“Go back to sleep, Jack,” she told him before opening the front door and slipping out.
Her morning at the bakery flew by, prepping and decorating and baking and chilling and cleaning. It was a lot sometimes, but she was freshly energized, bopping her head and shaking her hips to the music she played from the store’s speakers.
Raj messaged her at eight a.m. Good morning, my sweet.
Her cheeks turned red.
Jack kept his promise and didn’t show up until the lunch hour arrived and Eli’s feet were hurting.
“Thank god,” she said after her current customer left the counter. “I can’t wait to sit down.”
“Busy morning?” he asked.
And for a moment, it felt like it always did. Like they were just Eli and Jack, and neither one of them was dating an alpha and threatening the very foundation of their entire lives together.
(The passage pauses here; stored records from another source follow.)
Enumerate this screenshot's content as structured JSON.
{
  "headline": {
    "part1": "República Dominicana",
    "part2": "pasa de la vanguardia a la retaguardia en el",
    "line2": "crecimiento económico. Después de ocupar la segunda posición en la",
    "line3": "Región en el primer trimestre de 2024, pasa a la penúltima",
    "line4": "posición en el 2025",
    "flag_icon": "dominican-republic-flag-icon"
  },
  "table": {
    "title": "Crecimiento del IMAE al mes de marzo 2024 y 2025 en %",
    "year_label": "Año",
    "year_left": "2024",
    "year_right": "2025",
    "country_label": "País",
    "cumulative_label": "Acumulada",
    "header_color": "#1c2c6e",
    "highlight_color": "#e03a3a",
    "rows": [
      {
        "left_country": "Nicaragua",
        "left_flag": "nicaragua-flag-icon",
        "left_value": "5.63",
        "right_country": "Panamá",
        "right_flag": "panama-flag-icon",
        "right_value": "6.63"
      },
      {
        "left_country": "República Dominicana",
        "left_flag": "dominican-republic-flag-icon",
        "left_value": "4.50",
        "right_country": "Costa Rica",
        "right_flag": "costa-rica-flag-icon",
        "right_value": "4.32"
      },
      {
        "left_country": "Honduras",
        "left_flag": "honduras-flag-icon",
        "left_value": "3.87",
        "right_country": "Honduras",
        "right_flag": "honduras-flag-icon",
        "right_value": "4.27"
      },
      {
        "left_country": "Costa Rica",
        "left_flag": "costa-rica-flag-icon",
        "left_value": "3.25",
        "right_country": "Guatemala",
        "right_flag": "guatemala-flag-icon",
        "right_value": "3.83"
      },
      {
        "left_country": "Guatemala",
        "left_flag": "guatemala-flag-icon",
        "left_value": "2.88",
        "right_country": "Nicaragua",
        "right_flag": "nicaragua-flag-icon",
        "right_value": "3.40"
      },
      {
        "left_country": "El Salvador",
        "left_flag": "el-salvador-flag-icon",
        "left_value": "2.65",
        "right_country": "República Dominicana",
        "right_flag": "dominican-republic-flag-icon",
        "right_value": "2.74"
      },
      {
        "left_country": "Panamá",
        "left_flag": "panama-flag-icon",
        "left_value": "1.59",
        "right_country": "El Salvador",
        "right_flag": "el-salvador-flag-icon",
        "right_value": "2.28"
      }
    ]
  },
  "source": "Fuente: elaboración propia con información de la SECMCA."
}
“Oh,” Eli said as soon as she walked in the door to their apartment. “Don’t you have a job?” she drawled.
I knew it had been too easy to get out of the bakery. Should’ve known.
“Aw, come now,” Beckett said, standing from the couch and setting his laptop back down in his spot. “I can work from anywhere, pretty much.”
“Why are you here?”
“Be careful—from that tone I’d almost say you weren’t happy to see me.”
Eli glared at him.
“I’ve been instructed not to ask about Raj, don’t worry. I do give great foot massages, though.”
The dull pain through the soles of her feet ached anew at just the thought of relief.
“I’m going to shower,” she told him, and made her way to her room.
“Will you come sit with me after?” he asked.
Eli shut her door instead of answering. Then she opened it. “I’ll think about it,” she called out before shutting the door again.
Her lips twitched as she stripped on the way to her attached bathroom, and tossed her clothes spattered with flour and icing and chocolate into the hamper. Aprons really only helped a little bit.
The water was steamy and perfect and she tried not to think about the alpha in the other room, with very little success.
Had Jack sent him? Why was he here, if not to ask her about Raj?
“You could ask him,” she told herself, her voice melting into the hush of the spray.
After work was washed off, she dressed in comfy clothes and caved, trailing out into the living room.
Beckett wasn’t on the couch, but his laptop was neatly placed at the lower right edge of the coffee table.
She heard a quiet clatter and followed the music toward the kitchen to find him nodding his head and flipping something in a pan.
“How do you feel about omelets?” he asked.
Eli took a seat at the breakfast bar, leaning over to sniff the bouquet of flowers. They really did remind her of Beckett with the extra greenery added. It was nice.
“They’re okay,” she answered.
“Well, this one is going to change your mind,” he said, and she watched him lift the pan off the eye of the stove and slide the contents onto a plate.